General Electric Co. and Loews’ CNA are two of the latest companies to receive a subpoena from the U.S. Attorney’s Office for the Southern District of New York as part of a growing investigation into finite risk insurance.
General Electric, which stated that it intends to cooperate fully, added that GE Insurance Solutions had already received a similar subpoena from the New York Regional Office of the Securities and Exchange Commission on April 29. In a press release, the company stated that its Insurance Solutions unit has made limited use of reinsurance with finite characteristics to manage the risks of catastrophic events and to protect itself and GE shareowners from the volatility.
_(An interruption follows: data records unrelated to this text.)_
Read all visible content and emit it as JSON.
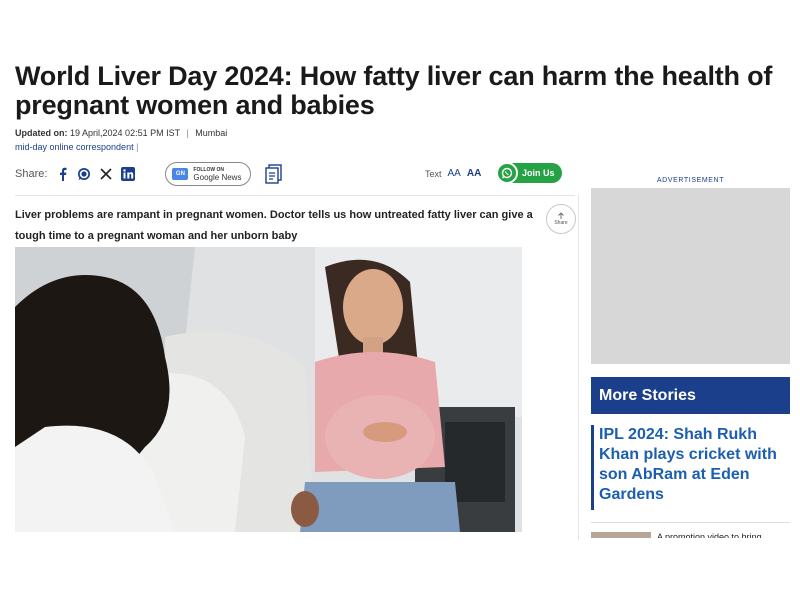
{
  "article": {
    "headline": "World Liver Day 2024: How fatty liver can harm the health of pregnant women and babies",
    "updated_label": "Updated on:",
    "updated_value": "19 April,2024 02:51 PM IST",
    "separator": "|",
    "location": "Mumbai",
    "author": "mid-day online correspondent",
    "author_pipe": "|",
    "standfirst": "Liver problems are rampant in pregnant women. Doctor tells us how untreated fatty liver can give a tough time to a pregnant woman and her unborn baby"
  },
  "share_bar": {
    "label": "Share:",
    "icons": [
      "facebook-icon",
      "whatsapp-icon",
      "x-icon",
      "linkedin-icon"
    ],
    "google_news_top": "FOLLOW ON",
    "google_news_bottom": "Google News",
    "google_news_badge": "GN",
    "text_label": "Text",
    "text_small": "AA",
    "text_large": "AA",
    "join_label": "Join Us",
    "share_circle_label": "Share"
  },
  "sidebar": {
    "ad_label": "ADVERTISEMENT",
    "more_stories_title": "More Stories",
    "story_1_title": "IPL 2024: Shah Rukh Khan plays cricket with son AbRam at Eden Gardens",
    "story_2_title": "A promotion video to bring"
  },
  "colors": {
    "brand_blue": "#1c3f8c",
    "link_blue": "#1c5fb0",
    "whatsapp_green": "#25a244"
  }
}
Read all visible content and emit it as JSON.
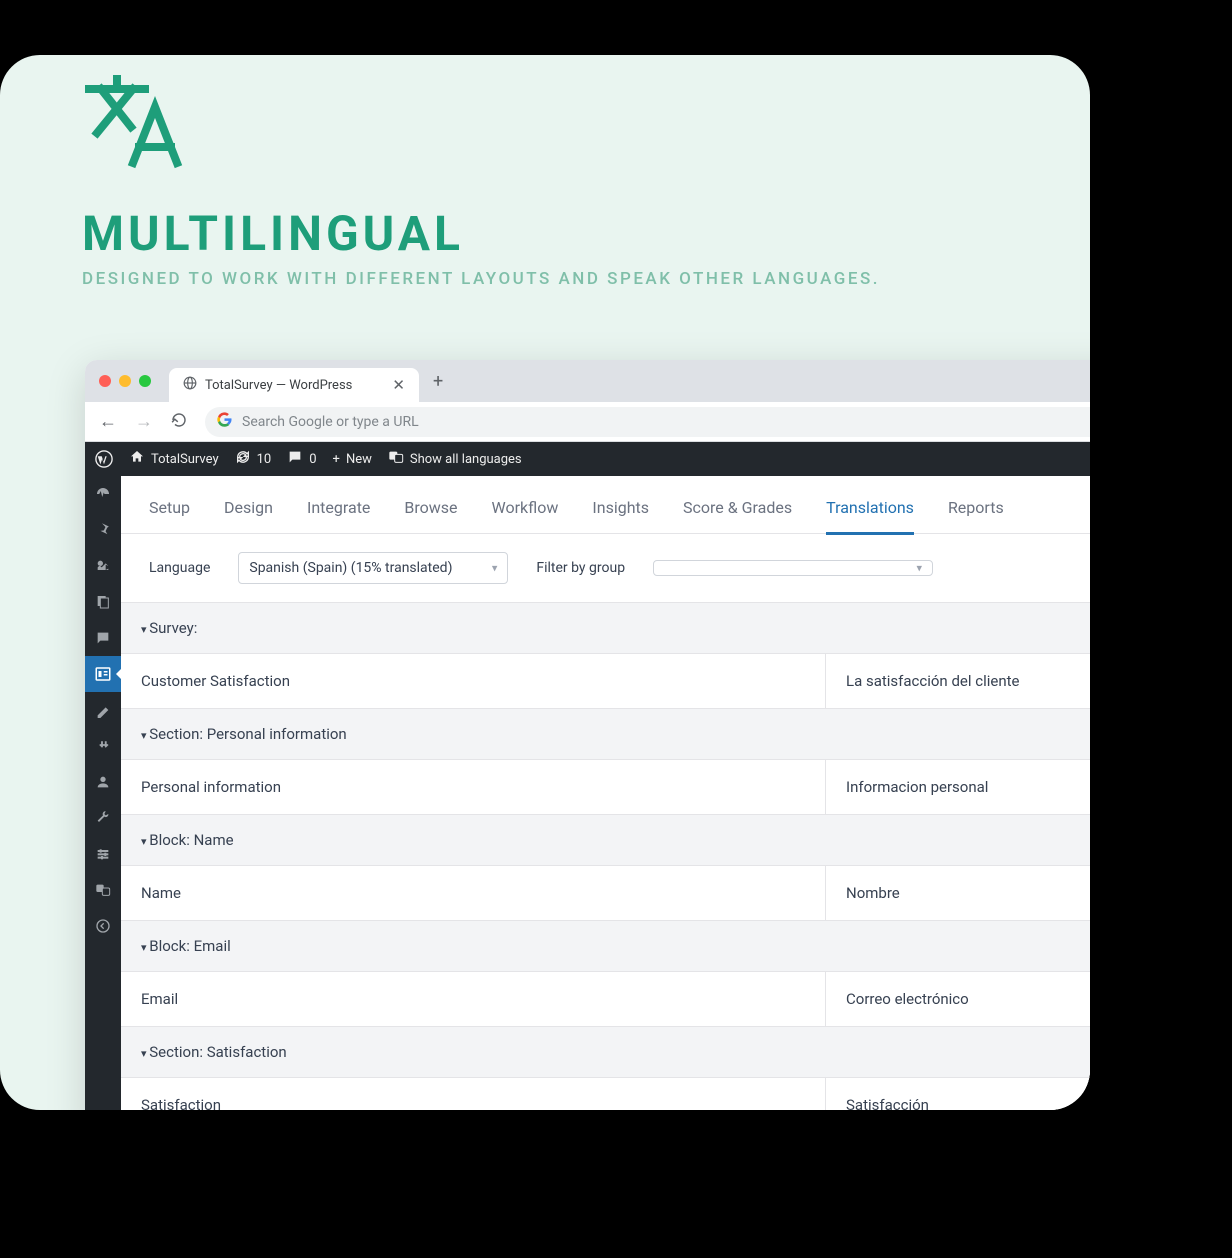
{
  "hero": {
    "title": "MULTILINGUAL",
    "subtitle": "DESIGNED TO WORK WITH DIFFERENT LAYOUTS AND SPEAK OTHER LANGUAGES."
  },
  "browser": {
    "tab_title": "TotalSurvey — WordPress",
    "omnibox_placeholder": "Search Google or type a URL"
  },
  "wp_adminbar": {
    "site_name": "TotalSurvey",
    "updates": "10",
    "comments": "0",
    "new": "New",
    "languages": "Show all languages"
  },
  "tabs": {
    "setup": "Setup",
    "design": "Design",
    "integrate": "Integrate",
    "browse": "Browse",
    "workflow": "Workflow",
    "insights": "Insights",
    "score": "Score & Grades",
    "translations": "Translations",
    "reports": "Reports"
  },
  "filters": {
    "language_label": "Language",
    "language_value": "Spanish (Spain) (15% translated)",
    "group_label": "Filter by group",
    "group_value": ""
  },
  "groups": [
    {
      "header": "Survey:",
      "rows": [
        {
          "source": "Customer Satisfaction",
          "target": "La satisfacción del cliente"
        }
      ]
    },
    {
      "header": "Section: Personal information",
      "rows": [
        {
          "source": "Personal information",
          "target": "Informacion personal"
        }
      ]
    },
    {
      "header": "Block: Name",
      "rows": [
        {
          "source": "Name",
          "target": "Nombre"
        }
      ]
    },
    {
      "header": "Block: Email",
      "rows": [
        {
          "source": "Email",
          "target": "Correo electrónico"
        }
      ]
    },
    {
      "header": "Section: Satisfaction",
      "rows": [
        {
          "source": "Satisfaction",
          "target": "Satisfacción"
        }
      ]
    }
  ]
}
Loews announced that its CNA unit has received subpoenas, interrogatories, and inquiries from a number of state and federal regulatory authorities, including the SEC, concerning finite risk and related products. The commission subsequently requested that CNA produce documents relating to its restatement of 2004 results, including its relationship with and accounting for Accord Re Ltd. CNA intends to cooperate fully in these investigations, Loews added.
Bermuda-based ACE Ltd. announced that it plans to comply with a subpoena from the U.S. attorney; the insurer had already received similar subpoenas from the SEC and from New York Attorney General Eliot Spitzer.
Last week, a number of small reinsurance companies also received subpoenas from the U.S. attorney’s office, according to the Associated Press, including PartnerRe Ltd., Bristol West Holdings Inc., XL Capital Inc., and Renaissance Re. All of the companies announced that they are cooperating, the wire service noted; all of them also noted that they had previously received subpoenas from the SEC.
Also last week, Philadelphia Consolidating Holding Corp. announced that it received a subpoena from the SEC requesting information regarding any non-traditional insurance products entered into by the company’s insurance subsidiaries — Philadelphia Indemnity Insurance Co. and Philadelphia Insurance Co. — with General Re Corp.
So-called finite insurance transfers a prescribed amount of risk for a particular liability. Regulators are investigating whether companies such as American International Group Inc. have used finite insurance to inflate their financial results. (But as CFO.com deputy editor David Katz recently observed, finite coverage can also help finance executives to manage hard-to-quantify risks, clinch a merger deal, and even produce better-quality earnings.